The Republican People’s Party (CHP) said $128 billion of foreign reserves were used during former Finance Minister Berak Albayrak’s tenure to stabilize the Turkish lira, which has been plummeting in value, and that it was a party’s constitutional right to probe where the country’s reserves were being spent.
It hung CHP banners up around the country asking about the missing money, while also trying to raise awareness about the financial hardships that Turkey was facing.
Police, using water cannons and armed vehicles, moved in to stop the party’s efforts.
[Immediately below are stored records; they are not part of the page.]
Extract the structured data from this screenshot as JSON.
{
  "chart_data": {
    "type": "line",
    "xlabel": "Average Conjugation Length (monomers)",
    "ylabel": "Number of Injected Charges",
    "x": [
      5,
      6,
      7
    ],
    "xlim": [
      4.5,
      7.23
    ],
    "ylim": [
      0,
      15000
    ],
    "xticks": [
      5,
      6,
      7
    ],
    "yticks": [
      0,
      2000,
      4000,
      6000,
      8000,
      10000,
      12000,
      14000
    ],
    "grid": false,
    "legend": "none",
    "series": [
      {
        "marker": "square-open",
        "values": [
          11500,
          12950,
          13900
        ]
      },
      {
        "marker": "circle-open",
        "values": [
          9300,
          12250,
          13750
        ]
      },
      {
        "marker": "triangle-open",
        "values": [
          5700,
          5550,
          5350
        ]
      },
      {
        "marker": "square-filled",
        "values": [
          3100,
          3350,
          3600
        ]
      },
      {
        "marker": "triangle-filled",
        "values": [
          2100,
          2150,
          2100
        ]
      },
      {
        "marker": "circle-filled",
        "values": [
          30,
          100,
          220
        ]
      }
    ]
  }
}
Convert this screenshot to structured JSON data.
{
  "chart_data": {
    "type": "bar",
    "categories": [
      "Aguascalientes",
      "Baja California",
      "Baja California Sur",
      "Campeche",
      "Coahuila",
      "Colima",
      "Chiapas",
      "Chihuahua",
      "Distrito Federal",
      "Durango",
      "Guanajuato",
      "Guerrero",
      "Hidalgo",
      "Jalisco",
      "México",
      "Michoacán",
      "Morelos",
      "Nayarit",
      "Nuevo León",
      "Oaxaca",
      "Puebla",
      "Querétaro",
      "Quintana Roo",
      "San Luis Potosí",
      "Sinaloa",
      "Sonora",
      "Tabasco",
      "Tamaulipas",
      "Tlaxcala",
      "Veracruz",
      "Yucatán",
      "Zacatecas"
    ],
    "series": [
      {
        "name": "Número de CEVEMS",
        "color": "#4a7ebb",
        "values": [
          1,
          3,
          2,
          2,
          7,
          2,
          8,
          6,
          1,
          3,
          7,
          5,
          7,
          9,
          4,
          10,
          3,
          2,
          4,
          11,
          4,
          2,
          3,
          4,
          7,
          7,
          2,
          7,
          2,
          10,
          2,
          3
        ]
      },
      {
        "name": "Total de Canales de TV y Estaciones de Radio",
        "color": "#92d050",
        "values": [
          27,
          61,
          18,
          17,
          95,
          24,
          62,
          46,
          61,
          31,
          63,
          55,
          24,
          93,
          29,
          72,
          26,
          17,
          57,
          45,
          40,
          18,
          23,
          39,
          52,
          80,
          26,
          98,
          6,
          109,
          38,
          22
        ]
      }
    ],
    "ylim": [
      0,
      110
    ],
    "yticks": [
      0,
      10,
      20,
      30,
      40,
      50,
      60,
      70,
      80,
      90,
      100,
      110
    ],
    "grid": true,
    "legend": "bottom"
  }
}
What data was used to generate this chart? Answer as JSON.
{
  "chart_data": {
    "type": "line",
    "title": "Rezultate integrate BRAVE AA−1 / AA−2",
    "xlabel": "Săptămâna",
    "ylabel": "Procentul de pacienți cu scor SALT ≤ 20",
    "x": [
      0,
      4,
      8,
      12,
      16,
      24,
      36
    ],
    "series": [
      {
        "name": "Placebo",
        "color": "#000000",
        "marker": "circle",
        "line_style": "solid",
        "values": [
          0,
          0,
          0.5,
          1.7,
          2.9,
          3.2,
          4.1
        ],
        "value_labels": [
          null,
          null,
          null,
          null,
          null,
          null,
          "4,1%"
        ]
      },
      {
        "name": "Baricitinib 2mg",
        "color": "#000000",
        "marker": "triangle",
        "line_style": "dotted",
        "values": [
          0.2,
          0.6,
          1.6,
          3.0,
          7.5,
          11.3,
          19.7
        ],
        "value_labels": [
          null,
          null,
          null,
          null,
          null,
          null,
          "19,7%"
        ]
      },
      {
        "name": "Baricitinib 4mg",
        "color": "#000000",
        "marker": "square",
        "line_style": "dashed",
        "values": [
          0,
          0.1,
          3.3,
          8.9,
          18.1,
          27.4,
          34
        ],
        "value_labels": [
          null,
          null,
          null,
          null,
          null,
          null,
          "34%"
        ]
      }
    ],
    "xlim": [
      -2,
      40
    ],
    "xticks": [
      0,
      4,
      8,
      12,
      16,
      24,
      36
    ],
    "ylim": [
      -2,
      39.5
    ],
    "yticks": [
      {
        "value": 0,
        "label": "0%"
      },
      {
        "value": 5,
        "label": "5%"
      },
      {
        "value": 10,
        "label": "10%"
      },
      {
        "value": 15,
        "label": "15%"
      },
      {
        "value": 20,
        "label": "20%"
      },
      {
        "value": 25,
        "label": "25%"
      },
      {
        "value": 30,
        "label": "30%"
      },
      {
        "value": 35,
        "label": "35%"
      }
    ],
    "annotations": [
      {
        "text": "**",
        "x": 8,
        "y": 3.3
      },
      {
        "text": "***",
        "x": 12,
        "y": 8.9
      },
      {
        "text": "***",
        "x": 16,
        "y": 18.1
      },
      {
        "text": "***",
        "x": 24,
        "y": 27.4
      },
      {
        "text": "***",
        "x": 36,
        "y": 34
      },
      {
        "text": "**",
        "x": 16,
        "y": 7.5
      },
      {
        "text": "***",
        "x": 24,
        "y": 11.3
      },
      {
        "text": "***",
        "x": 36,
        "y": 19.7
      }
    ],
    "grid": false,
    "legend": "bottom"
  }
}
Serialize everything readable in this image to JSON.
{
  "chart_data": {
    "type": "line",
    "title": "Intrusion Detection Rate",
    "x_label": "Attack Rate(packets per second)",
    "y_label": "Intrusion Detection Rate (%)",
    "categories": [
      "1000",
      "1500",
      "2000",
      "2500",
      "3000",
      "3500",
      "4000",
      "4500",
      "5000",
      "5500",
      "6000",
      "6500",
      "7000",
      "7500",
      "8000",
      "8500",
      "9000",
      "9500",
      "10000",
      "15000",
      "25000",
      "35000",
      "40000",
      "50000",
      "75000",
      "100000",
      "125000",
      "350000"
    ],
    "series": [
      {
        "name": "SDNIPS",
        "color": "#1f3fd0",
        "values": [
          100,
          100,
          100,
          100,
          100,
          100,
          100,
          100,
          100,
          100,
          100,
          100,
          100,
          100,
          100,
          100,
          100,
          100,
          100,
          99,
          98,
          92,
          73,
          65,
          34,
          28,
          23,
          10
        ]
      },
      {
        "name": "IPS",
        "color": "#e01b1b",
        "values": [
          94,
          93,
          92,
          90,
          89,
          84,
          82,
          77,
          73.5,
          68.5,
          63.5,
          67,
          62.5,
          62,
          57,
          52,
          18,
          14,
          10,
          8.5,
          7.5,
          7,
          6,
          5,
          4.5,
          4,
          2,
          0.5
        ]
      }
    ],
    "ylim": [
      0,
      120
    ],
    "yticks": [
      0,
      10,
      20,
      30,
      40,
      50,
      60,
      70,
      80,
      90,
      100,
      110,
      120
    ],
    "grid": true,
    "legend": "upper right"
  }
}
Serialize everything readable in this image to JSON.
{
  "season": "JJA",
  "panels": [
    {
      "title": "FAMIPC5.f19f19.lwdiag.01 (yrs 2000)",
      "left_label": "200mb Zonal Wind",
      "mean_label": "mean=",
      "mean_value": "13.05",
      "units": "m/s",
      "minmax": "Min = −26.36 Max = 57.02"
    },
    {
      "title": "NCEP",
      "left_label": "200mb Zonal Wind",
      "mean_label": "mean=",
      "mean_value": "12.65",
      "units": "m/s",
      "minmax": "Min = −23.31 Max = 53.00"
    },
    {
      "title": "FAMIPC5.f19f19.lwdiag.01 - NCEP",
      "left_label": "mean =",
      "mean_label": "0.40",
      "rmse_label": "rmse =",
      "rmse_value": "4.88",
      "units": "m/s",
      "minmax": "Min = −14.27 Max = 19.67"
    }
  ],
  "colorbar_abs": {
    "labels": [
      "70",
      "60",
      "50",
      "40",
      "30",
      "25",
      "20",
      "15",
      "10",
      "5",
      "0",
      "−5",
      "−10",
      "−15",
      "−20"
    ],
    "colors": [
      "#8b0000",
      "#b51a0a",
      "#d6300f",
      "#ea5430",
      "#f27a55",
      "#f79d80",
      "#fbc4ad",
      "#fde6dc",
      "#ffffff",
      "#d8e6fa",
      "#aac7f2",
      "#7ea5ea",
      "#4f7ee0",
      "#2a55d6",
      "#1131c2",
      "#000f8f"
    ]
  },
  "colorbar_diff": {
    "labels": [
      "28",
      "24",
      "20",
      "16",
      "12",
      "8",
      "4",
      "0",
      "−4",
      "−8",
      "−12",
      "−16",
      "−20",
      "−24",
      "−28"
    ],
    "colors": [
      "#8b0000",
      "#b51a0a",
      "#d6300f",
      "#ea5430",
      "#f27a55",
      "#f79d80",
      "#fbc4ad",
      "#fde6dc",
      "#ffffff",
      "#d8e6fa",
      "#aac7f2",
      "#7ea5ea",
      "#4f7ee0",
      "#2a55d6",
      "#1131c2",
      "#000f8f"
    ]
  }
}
Banners hung up on balconies were removed by officers under the pretext of pandemic measures.
The CHP has vowed to keep displaying the banners on buildings and billboards for as long as the police keep removing them.
“We are asking about the money of the poor, those in need and orphans,” tweeted CHP leader Kemal Kilicdaroglu.
Hundreds of CHP lawmakers and party members changed their social media profile pictures to “128” in reference to the publicity campaign.
Naci Agbal, the Central Bank’s former governor, was reportedly fired after he tried to launch an investigation into the missing reserves.
The bank has changed governors four times in the last 20 months, each of them sacked through presidential decree without any reason given for their dismissal.
Turkish President Recep Tayyip Erdogan said on Feb. 24 that the massive sum of money was channeled into the country’s fight against coronavirus.
The bank’s reserves are currently believed to stand at around $43.2 billion.
Goldman Sachs said in November that the bank had misspent over $100 billion of its reserves to stop the lira’s depreciation during the first 10 months of 2020.
“NASA’s budget for 2020 is $22.6 billion,” tweeted prominent journalist Serif Turgut. “We could have even gone to Mars with $128 billion.”
Kamil Oktay Sindir said the missing reserves showed the lack of financial transparency in the country, where several public-private partnership projects had been exempted from the audit of Turkey’s Court of Accounts.
He explained that one of the key missions of lawmakers, who were representatives of the people’s will, was to monitor Turkey’s budget and financial resources.
“We derive this right from the constitution,” he told Arab News. “Turkish people, who are already paying huge taxes, deserve accountability from the government about each penny it spends. Such moves of the Central Bank seriously undermine the Turkish economy’s credibility and they discourage foreign investors from investing in the country, as their trust in the functioning of the economy is getting eroded. The economic functioning of a country shouldn’t be so dependent on a one man-rule.”